Aria was a Japanese monthly josei and shōjo manga magazine published by Kodansha. In April 2010 an announcement was made about plans for a new magazine; its first issue was published on July 28 of that same year. The magazine was released in size B5 paper.

In 2013, Kodansha temporarily increased Arias print count by roughly 500% to approximately 80,000 copies because of the demand for the prologue chapter of the Attack on Titan spin-off Attack on Titan: No Regrets, which was published before the serialization began. On March 27, 2018, it was announced that the magazine would cease its publication on April 28, and most its series would be moved to Kodansha's new app Palcy.

==Serializations==
- Haikyo Shōjo by Tsukiji Nao (2010–2012)
- Demon From Afar by Kaori Yuki (2010–2013)
- Manga Dogs by Ema Tōyama (2010–2013)
- He's My Only Vampire by Aya Shouoto (2010–2014)
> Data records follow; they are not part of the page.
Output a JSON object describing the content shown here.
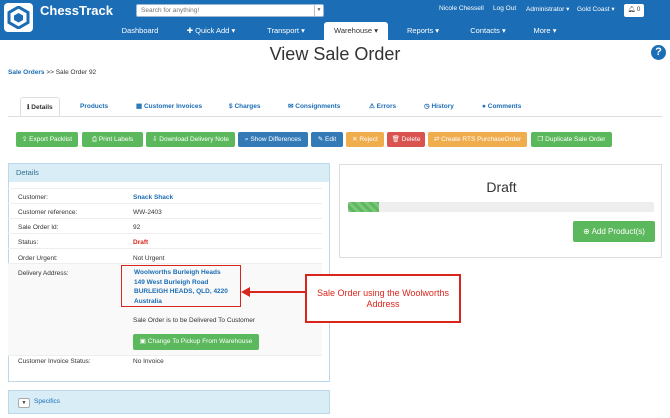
{
  "header": {
    "brand": "ChessTrack",
    "search_placeholder": "Search for anything!",
    "user": "Nicole Chessell",
    "logout": "Log Out",
    "role": "Administrator",
    "location": "Gold Coast",
    "notifications": "0"
  },
  "nav": {
    "dashboard": "Dashboard",
    "quick_add": "Quick Add",
    "transport": "Transport",
    "warehouse": "Warehouse",
    "reports": "Reports",
    "contacts": "Contacts",
    "more": "More"
  },
  "page": {
    "title": "View Sale Order",
    "breadcrumb_link": "Sale Orders",
    "breadcrumb_current": ">> Sale Order 92"
  },
  "tabs": {
    "details": "Details",
    "products": "Products",
    "invoices": "Customer Invoices",
    "charges": "Charges",
    "consignments": "Consignments",
    "errors": "Errors",
    "history": "History",
    "comments": "Comments"
  },
  "actions": {
    "export": "Export Packlist",
    "print": "Print Labels",
    "download": "Download Delivery Note",
    "differences": "Show Differences",
    "edit": "Edit",
    "reject": "Reject",
    "delete": "Delete",
    "rts": "Create RTS PurchaseOrder",
    "duplicate": "Duplicate Sale Order"
  },
  "details": {
    "heading": "Details",
    "customer_label": "Customer:",
    "customer": "Snack Shack",
    "ref_label": "Customer reference:",
    "ref": "WW-2403",
    "id_label": "Sale Order Id:",
    "id": "92",
    "status_label": "Status:",
    "status": "Draft",
    "urgent_label": "Order Urgent:",
    "urgent": "Not Urgent",
    "delivery_label": "Delivery Address:",
    "addr_line1": "Woolworths Burleigh Heads",
    "addr_line2": "149 West Burleigh Road",
    "addr_line3": "BURLEIGH HEADS, QLD, 4220",
    "addr_line4": "Australia",
    "delivery_note": "Sale Order is to be Delivered To Customer",
    "pickup_button": "Change To Pickup From Warehouse",
    "invoice_label": "Customer Invoice Status:",
    "invoice": "No Invoice"
  },
  "specifics": {
    "label": "Specifics"
  },
  "status_panel": {
    "title": "Draft",
    "progress": 0.1,
    "add_product": "Add Product(s)"
  },
  "annotation": {
    "line1": "Sale Order using the Woolworths",
    "line2": "Address"
  },
  "colors": {
    "primary": "#1b6db5",
    "success": "#5cb85c",
    "warning": "#f0ad4e",
    "danger": "#d9534f",
    "annotation": "#d9261c"
  }
}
- No. 6 by Atsuko Asano (original story) and Hinoki Kino (2011–2016)
- The Prince in His Dark Days by Hico Yamanaka (2011–2013)
- Ani-Imo by Haruko Kurumatani (2012–2014)
- Akumu no Sumu Ie: Ghost Hunt by Fuyumi Ono (original story) and Shiho Inada (2012–2016)
- First Love Monster by Akira Hiyoshimaru (2013–2016)
- Attack on Titan: No Regrets by Gun Snark (story) and Hikaru Suruga (art) (2013–2014)
- Alice in Murderland by Kaori Yuki (2014–2018)
- Neo Parasyte f by Various Artists (2014–2015)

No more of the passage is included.